When it comes to foot pain, everyone is different, but the most common sign is going to be discomfort in one or more parts of the foot. The first thing a foot pain sufferer needs to do is to make sure the source of the pain isn't coming from something that isn't easily fixed, such as an ill-fitting pair of shoes or a high pair of heels. With those common culprits removed from the picture, it's a good idea to notice things like where the pain starts and if it migrates at all, what time of day and during what activity the pain is most acute, a particular event that might have caused the pain, any lingering health concerns that might have attributed to the pain and so on.
The symptoms of foot pain are pretty much common sense. Anything that you feel in your foot that isn't right. Things like swelling that won't go away, random numbness for no apparent reason in the feet, unexplained redness and either the feet being too warm or too cold without any cause. Considering how important your feet are to your basic health and wellbeing, don't' wait for one of these specific symptoms to worsen before you go seek the advice of a doctor.
Diagnosing foot pain is a fairly straight-forward affair. A podiatrist, is a foot specialist, and goes to school for a lot of years to be able to hold someone's foot in their hands and listen to the type of pain you're suffering from and be able to tell you what the problem is. You should expect your doctor to ask you about the types of shoes you wear and what physical activity you engage in that might have resulted in the foot pain. If the doctor is unable to diagnose your condition by touch, medical science has equipped the intrepid doctor with several tools that might just do the job.

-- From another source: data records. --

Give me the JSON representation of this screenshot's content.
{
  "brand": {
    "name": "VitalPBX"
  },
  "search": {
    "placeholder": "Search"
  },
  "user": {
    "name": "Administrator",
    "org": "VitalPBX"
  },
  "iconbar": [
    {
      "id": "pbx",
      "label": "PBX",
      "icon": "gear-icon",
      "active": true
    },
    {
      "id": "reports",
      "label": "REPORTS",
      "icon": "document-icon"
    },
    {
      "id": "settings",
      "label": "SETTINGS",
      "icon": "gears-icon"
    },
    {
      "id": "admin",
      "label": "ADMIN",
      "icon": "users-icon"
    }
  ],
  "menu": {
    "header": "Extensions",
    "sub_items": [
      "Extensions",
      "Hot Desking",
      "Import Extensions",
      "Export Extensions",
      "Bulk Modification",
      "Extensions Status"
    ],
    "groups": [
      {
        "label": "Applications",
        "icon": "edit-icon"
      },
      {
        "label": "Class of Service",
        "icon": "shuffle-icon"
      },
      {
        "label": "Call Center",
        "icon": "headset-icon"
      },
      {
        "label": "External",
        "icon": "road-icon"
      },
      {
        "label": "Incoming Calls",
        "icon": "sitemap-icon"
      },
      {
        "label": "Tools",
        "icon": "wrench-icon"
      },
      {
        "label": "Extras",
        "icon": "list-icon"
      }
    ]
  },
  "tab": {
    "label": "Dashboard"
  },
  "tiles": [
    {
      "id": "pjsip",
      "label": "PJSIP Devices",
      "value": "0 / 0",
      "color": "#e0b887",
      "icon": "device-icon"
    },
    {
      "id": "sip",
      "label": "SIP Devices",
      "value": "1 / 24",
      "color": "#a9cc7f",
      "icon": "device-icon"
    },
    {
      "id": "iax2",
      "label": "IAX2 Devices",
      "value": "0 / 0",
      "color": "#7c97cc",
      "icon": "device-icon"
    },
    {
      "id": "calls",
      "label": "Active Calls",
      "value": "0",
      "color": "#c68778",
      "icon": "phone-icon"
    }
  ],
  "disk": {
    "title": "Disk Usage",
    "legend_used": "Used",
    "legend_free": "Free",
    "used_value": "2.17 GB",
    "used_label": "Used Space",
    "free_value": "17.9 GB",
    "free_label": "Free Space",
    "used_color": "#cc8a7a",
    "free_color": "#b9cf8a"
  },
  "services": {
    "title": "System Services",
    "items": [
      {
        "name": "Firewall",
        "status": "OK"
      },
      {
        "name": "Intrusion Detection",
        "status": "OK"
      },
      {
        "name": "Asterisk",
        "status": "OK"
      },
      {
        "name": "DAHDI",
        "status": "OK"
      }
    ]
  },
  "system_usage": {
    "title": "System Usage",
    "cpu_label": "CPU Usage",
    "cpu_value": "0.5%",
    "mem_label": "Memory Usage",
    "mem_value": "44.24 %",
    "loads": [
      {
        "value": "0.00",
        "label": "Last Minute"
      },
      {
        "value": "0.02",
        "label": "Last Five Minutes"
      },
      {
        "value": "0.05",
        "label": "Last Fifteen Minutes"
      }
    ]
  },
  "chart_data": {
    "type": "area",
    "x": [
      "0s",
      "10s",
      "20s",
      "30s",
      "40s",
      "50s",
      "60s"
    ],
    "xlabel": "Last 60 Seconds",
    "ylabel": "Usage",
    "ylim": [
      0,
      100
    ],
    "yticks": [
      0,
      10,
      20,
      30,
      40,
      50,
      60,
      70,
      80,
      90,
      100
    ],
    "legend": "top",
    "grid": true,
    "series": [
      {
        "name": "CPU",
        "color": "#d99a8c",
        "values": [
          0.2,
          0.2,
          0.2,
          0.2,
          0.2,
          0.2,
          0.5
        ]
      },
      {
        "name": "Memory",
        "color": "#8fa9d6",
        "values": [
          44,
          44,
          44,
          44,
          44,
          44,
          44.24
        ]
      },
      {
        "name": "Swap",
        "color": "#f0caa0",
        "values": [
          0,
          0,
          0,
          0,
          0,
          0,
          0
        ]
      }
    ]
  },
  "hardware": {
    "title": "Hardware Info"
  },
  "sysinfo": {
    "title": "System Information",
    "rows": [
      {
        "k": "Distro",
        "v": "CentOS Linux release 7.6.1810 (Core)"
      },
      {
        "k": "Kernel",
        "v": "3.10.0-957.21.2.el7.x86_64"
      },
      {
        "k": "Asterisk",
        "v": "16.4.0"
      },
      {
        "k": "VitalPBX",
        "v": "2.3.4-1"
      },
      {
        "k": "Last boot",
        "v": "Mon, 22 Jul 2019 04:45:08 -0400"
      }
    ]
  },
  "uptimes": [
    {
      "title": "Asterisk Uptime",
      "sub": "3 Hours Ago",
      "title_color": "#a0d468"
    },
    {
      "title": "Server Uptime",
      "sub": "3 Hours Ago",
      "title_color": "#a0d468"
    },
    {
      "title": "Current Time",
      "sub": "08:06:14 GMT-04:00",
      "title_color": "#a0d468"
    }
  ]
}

X rays are used to take a picture of the inside of your foot using low doses of radiation. While excessive exposure to x-rays has proven to be bad for you, getting an x-ray once in a while won't hurt. The x-ray can tell the doctor if there are small breaks, fractures or fissures that could be causing your foot pain.
MRI machines (magnetic resonance imaging) can be used in the same way as the x-ray to see inside your foot without having to cut you open. The MRI machine uses magnets to make images on a computer screen. The doctor can then tell if there are any problems with the bones and the soft tissue inside the foot. It can also help pinpoint small fractures that might not be clear on the x-ray.
If the doctor thinks it's arthritis that's causing your foot pain, he can request a synovial fluid analysis. Don't let the big medical name fool you, it's a straight forward procedure where the doctor takes fluid samples from the joints in the foot and tests them to see if the surrounding joint is arthritic.
A proper diagnosis is extremely important to ensure that you are properly treating and curing your type of foot pain.